First, you are using a too narrow meaning of the concept of "wave function". The wave function is nothing but a vector in the Hilbert space of all possible physical states. In this sense, even the vacuum |0> is a wave function (more precisely, a wave functional) in the Hilbert space of quantum electrodynamics. Therefore, your 3. is wrong; even though there are no photons, there is still wave function and associated information.

Second, the change in 4. is not sudden. It is a continuous transition (although very fast, due to fast decoherence) from a state with one number of photons to a state with another number of photons.

 

[atyy]

Well you may call it "non-local" and "ontological" if you want, but then you are using those words in a rather unusual way.

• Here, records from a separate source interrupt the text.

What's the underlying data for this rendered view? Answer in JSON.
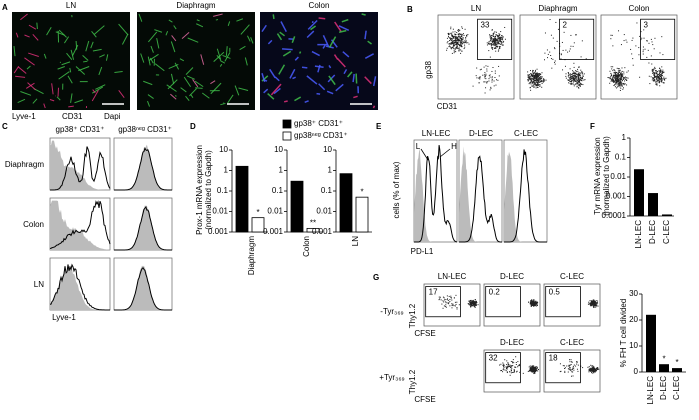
{
  "panels": {
    "A": {
      "letter": "A",
      "titles": [
        "LN",
        "Diaphragm",
        "Colon"
      ],
      "legend": [
        {
          "text": "Lyve-1",
          "color": "#e0307a"
        },
        {
          "text": "CD31",
          "color": "#3fbf4a"
        },
        {
          "text": "Dapi",
          "color": "#4a5cff"
        }
      ]
    },
    "B": {
      "letter": "B",
      "titles": [
        "LN",
        "Diaphragm",
        "Colon"
      ],
      "gate_values": [
        33,
        2,
        3
      ],
      "ylabel": "gp38",
      "xlabel": "CD31"
    },
    "C": {
      "letter": "C",
      "columns": [
        "gp38⁺ CD31⁺",
        "gp38ⁿᵉᵍ CD31⁺"
      ],
      "rows": [
        "Diaphragm",
        "Colon",
        "LN"
      ],
      "xlabel": "Lyve-1"
    },
    "D": {
      "letter": "D",
      "chart_data": {
        "type": "bar",
        "ylabel": [
          "Prox-1 mRNA expression",
          "(normalized to Gapdh)"
        ],
        "categories": [
          "Diaphragm",
          "Colon",
          "LN"
        ],
        "series": [
          {
            "name": "gp38⁺ CD31⁺",
            "color": "#000000",
            "values": [
              1.6,
              0.3,
              0.7
            ]
          },
          {
            "name": "gp38ⁿᵉᵍ CD31⁺",
            "color": "#ffffff",
            "values": [
              0.005,
              0.0015,
              0.05
            ],
            "annotations": [
              "*",
              "**",
              "*"
            ]
          }
        ],
        "log": true,
        "ylim": [
          0.001,
          10
        ],
        "yticks": [
          0.001,
          0.01,
          0.1,
          1,
          10
        ]
      }
    },
    "E": {
      "letter": "E",
      "titles": [
        "LN-LEC",
        "D-LEC",
        "C-LEC"
      ],
      "peak_labels": [
        "L",
        "H"
      ],
      "ylabel": "cells (% of max)",
      "xlabel": "PD-L1"
    },
    "F": {
      "letter": "F",
      "chart_data": {
        "type": "bar",
        "ylabel": [
          "Tyr mRNA expression",
          "(normalized to Gapdh)"
        ],
        "categories": [
          "LN-LEC",
          "D-LEC",
          "C-LEC"
        ],
        "values": [
          0.025,
          0.0015,
          0.00012
        ],
        "color": "#000000",
        "log": true,
        "ylim": [
          0.0001,
          1
        ],
        "yticks": [
          0.0001,
          0.001,
          0.01,
          0.1,
          1
        ]
      }
    },
    "G": {
      "letter": "G",
      "rows": [
        {
          "label": "-Tyr₃₆₉",
          "titles": [
            "LN-LEC",
            "D-LEC",
            "C-LEC"
          ],
          "gate_values": [
            17,
            0.2,
            0.5
          ]
        },
        {
          "label": "+Tyr₃₆₉",
          "titles": [
            "D-LEC",
            "C-LEC"
          ],
          "gate_values": [
            32,
            18
          ]
        }
      ],
      "ylabel": "Thy1.2",
      "xlabel": "CFSE",
      "chart_data": {
        "type": "bar",
        "ylabel": "% FH T cell divided",
        "categories": [
          "LN-LEC",
          "D-LEC",
          "C-LEC"
        ],
        "values": [
          22,
          3,
          1.5
        ],
        "color": "#000000",
        "log": false,
        "ylim": [
          0,
          30
        ],
        "yticks": [
          0,
          10,
          20,
          30
        ],
        "annotations": [
          {
            "category": "D-LEC",
            "text": "*"
          },
          {
            "category": "C-LEC",
            "text": "*"
          }
        ]
      }
    }
  }
}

Well, I don't think it weakens my main point that it wrong to use the locality of relativistic QFT to object to any nonlocality associated with updating.

 

[Demystifier]

Result of inserting middle polarizer can not be viewed as acquisition of new knowledge and nothing more.

In the operational interpretation of QM, insertion of the middle polarizer (or any other polarizer) should be viewed as a choice of the effective time-dependent Hamiltonian. The Hamiltonian defines the corresponding Schrodinger equation, so any change induced by insertion of the polarizer should be viewed as evolution by Schrodinger equation.

 

[zonde]

Second, the change in 4. is not sudden. It is a continuous transition (although very fast, due to fast decoherence) from a state with one number of photons to a state with another number of photons.

Yes, I used poor wording. I should have said "physical change of subensemble that is described by wave-function".

 

[Demystifier]

Well, I don't think it weakens my main point that it wrong to use the locality of relativistic QFT to object to any nonlocality associated with updating.

Of course, but @vanhees71 does not have any objections against updating. He only objects against collapse. To clarify his opinion, I have defined the notions of "update" and "collapse" in a manner consistent with his own understanding of those words.